The IEA (Finally) Changes its Analysis

figur1.2When the International Energy Agency (IEA) recently said wind and solar can produce up to 30% of electricity needs at little additional cost in the long term, many analysts (with the exception of  those at Accessible Clean Energy) were left scratching their heads. Isn’t this the same agency that was consistently pessimistic in their assumptions about the growth potential and cost development of solar power? According to Terje Osmundsen, Senior Vice President of the Norwegian-based international solar power company Scatec Solar, the cost assumptions that have consistently been used by the IEA are 100% higher than even current market prices. He notes that as a result of the IEA’s misleading information, policymakers are under the false impression that the spread of solar power will require huge subsidies. He made a powerfully argued plea that the IEA get together with the International Renewable Energy Agency (IRENA) to conduct a joint study on the real economics of solar power.

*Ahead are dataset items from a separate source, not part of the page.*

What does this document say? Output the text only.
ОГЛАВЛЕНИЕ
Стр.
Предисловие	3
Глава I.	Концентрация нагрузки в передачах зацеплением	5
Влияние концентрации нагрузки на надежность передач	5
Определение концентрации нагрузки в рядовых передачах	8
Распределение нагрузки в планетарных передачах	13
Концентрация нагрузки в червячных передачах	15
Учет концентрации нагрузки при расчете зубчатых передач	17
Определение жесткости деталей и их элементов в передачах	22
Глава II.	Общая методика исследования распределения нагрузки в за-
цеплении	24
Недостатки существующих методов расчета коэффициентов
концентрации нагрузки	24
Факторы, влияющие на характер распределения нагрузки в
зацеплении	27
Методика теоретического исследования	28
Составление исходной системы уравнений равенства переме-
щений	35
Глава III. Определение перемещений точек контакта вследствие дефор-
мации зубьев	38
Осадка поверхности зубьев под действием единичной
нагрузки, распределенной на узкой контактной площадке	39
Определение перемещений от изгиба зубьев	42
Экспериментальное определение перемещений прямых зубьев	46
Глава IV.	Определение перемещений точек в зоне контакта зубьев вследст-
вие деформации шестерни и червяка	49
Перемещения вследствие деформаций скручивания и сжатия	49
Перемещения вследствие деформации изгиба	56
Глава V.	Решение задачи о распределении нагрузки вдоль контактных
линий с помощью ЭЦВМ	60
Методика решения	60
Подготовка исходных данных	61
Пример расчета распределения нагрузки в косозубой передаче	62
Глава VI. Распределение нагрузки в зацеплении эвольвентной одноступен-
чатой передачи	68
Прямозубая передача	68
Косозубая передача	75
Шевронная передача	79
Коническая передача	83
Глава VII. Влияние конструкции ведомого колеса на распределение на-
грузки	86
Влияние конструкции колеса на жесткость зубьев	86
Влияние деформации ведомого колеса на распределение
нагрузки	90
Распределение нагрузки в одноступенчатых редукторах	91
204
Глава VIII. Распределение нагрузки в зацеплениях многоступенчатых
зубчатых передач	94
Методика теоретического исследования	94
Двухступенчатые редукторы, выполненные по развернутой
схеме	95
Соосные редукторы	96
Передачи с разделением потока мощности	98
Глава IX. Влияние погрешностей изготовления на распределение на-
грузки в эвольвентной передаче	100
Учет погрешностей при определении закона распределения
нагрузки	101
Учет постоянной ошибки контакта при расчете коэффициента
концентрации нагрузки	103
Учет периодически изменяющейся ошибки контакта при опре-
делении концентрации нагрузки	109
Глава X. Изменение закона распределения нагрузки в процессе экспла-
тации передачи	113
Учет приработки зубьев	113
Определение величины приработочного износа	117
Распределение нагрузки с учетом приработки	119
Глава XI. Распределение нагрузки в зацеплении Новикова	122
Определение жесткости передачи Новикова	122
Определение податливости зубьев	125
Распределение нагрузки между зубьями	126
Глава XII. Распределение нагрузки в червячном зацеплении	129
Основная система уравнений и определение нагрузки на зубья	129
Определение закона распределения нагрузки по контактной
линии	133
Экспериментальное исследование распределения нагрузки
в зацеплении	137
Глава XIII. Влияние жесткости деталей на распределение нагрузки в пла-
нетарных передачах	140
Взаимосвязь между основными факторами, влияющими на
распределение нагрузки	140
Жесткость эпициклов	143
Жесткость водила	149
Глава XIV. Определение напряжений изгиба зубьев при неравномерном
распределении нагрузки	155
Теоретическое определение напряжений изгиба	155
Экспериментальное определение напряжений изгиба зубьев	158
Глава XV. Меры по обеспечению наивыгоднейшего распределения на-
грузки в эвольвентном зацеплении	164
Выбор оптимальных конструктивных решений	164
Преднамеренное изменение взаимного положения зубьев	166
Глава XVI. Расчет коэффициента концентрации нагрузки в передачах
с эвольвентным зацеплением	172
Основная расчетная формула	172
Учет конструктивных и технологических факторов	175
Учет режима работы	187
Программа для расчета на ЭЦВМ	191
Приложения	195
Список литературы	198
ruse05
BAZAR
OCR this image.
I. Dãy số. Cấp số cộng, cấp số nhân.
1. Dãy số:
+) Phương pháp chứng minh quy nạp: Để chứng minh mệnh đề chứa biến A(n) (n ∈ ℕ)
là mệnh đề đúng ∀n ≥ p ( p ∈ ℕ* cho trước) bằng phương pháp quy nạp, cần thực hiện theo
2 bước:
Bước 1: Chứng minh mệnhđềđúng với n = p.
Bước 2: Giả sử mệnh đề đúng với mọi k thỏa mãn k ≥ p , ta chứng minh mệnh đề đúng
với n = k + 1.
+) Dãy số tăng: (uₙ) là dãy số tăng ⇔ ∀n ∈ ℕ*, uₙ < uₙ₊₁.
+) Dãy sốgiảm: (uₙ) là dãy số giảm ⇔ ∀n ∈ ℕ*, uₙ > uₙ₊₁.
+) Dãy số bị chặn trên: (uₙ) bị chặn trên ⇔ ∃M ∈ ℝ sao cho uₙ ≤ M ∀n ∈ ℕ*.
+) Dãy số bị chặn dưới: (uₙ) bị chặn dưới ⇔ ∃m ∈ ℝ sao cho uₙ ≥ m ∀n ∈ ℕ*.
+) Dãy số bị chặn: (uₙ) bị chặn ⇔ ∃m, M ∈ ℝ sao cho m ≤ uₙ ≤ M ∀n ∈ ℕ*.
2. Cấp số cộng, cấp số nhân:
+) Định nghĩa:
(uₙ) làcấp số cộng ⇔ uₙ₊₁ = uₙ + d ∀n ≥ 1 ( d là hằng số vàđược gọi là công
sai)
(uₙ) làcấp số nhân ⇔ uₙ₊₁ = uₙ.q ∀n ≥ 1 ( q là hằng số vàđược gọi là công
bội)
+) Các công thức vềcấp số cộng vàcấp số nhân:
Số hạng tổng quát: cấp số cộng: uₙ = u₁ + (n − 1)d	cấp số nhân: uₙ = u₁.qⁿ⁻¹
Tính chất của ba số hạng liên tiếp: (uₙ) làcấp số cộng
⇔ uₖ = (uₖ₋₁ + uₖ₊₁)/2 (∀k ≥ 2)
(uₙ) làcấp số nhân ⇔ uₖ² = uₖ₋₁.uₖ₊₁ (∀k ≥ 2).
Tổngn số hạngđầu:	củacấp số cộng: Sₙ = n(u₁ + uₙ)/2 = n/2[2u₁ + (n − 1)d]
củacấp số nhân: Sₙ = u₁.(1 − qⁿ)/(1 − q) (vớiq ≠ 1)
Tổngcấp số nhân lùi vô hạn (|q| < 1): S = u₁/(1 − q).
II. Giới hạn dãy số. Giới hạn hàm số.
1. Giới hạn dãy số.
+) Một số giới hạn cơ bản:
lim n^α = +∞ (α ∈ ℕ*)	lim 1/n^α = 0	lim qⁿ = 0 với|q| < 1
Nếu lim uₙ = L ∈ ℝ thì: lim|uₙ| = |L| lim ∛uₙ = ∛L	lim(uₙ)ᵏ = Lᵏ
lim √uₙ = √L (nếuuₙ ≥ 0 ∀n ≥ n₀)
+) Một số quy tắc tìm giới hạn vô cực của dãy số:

And the result? An extraordinary volte-face on the part of the IEA which recently released a seminal study on solar and wind, and its conclusions are definitively different from its past perspectives. This latest report, The Power of Transformation-Wind, Sun and the Economics of Flexible Power Systems, describes a world where energy infrastructure not only accepts, but embraces the use of wind and solar power as powerful assets in any energy portfolio. IEA Executive Director Maria van der Hoeven discusses:

“This new IEA analysis calls for a change of perspective. In the classical approach, variable renewables are added to an existing system without considering all available options for adapting it as a whole.     This approach misses the point. Integration is not simply about adding wind and solar on top of ‘business as usual’. We need to transform the system as a whole to do this cost-effectively.”

Some countries such as Denmark  never waited for IEA analysis to  come into line with market reality. Denmark currently gets 55% of its electricity from renewables. Other countries such as Italy, Germany, Ireland, Spain, and Portugal pull from 10% to more than 30% of their energy from renewable sources.

We can’t help wondering what role was played by Terje Osmundsen’s incisive paper in bringing the IEA up to date in its analysis.